William H. Bell
"Billy" Bell, as he was familiarly called, died in Branchville,
on Tuesday, at the old homestead where his father lived before him,
after a week's illness, of pneumonia.
He was a schemer who had the happy faculty of looking
always upon the bright side and seeing the star of ascendancy in all
his plans, and his plausible manner persuaded very many to believe
as he desired, and in days when money was seeking investment, and
he himself had plenty of it, he became widely known throughout the
county.
He first went into business in Pike county and was
unsuccessful, but during the war he went to New York city and engaged
in the manufacture of cards, which were shipped to Cuba and from thence
smuggled into the South. He is reputed to have made $100,000 at it.
He afterwards returned to Branchville, where he opened a woolen mill
and card factory, the machinery of which were said to be worth $75,000;
John E Howell, then a wealthy resident of Goshen, holding a mortgage
upon the property for nearly four-fifths of that amount. The mills
did not prove profitable.
Branchville and Lafayette can thank him for what was
known as 'Billy Bell's railroad" until the Sussex took possession
about twenty-three years ago. The citizens of Frankford and Lafayette
raised $125,000 to grade and tie the road and afterward $3,500 to
rail it. Influential Newtonians thought to block the road by preventing
direct connection with the Sussex here, but "Billy" wasn't
to be disheartened by so small a damper, and passing around Newton
extended the tracks until they connected with the Sussex at Drake's
pond; and until the cut off was built across the meadows trains came
up to Newton, what is now the freight depot being the passenger station,
and then backed down to Drake's pond before proceeding to Branchville.

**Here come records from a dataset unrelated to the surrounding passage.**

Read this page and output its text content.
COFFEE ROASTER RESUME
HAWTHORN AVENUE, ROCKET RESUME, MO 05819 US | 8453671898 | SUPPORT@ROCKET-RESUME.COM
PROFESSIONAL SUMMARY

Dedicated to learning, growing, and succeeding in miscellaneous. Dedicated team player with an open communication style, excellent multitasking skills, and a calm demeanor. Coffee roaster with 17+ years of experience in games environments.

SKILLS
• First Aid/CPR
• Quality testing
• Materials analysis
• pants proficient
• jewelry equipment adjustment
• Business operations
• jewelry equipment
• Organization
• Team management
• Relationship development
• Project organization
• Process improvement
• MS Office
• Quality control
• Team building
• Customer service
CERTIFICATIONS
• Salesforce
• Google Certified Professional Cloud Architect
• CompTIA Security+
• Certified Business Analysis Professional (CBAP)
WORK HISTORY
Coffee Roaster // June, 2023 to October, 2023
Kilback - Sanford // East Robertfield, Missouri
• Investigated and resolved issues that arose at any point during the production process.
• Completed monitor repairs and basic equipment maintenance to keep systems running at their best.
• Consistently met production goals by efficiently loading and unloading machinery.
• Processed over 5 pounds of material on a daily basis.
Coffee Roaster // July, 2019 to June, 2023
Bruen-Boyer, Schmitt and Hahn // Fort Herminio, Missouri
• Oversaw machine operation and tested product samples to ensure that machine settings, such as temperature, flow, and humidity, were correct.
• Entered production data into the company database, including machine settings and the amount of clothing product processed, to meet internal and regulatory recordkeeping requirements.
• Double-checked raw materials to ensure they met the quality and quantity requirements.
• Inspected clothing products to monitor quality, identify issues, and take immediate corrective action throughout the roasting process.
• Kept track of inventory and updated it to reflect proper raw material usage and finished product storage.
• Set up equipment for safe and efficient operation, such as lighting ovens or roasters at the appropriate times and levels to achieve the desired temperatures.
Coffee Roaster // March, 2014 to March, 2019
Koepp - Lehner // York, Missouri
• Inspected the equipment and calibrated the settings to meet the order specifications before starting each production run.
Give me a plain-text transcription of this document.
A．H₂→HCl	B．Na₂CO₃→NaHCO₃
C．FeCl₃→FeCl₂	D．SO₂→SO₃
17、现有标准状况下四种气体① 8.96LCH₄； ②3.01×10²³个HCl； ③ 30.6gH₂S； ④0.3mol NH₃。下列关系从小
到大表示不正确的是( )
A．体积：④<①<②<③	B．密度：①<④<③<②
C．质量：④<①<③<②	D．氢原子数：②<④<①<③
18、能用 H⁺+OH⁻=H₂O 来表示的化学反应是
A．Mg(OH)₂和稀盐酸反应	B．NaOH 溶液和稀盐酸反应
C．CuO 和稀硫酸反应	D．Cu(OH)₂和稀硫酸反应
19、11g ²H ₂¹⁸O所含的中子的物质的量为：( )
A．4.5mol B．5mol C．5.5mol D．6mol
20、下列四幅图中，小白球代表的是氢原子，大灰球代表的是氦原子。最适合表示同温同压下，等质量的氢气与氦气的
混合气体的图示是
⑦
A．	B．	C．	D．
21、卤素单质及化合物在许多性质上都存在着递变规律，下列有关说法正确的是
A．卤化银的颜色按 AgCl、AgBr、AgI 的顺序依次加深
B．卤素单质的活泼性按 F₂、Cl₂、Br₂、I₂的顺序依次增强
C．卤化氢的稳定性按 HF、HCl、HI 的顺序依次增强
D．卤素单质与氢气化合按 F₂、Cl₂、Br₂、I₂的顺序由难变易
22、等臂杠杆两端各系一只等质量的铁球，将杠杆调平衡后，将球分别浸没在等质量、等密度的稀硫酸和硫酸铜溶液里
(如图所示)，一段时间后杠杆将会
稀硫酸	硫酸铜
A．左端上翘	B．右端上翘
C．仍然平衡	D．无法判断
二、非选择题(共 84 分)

Mr. Bell also projected the line of the P.P. &
B. road, seeing that it was the easiest path to the Hudson River,
and persisted until many patches of it were built at conspicuous points,
as the South Mountain Railroad. He is also believed to have been interested
in roads in Nova Scotia and North Carolina.
He represented Sussex county as a Member of Assembly
in 1862-64, and was an aspirant for the Senatorship in a campaign
that cost him many thousand dollars before the convention chose his
rival. That was the last county convention at which the people voted
up and down the hill. He leaves a widow, who is his second wife.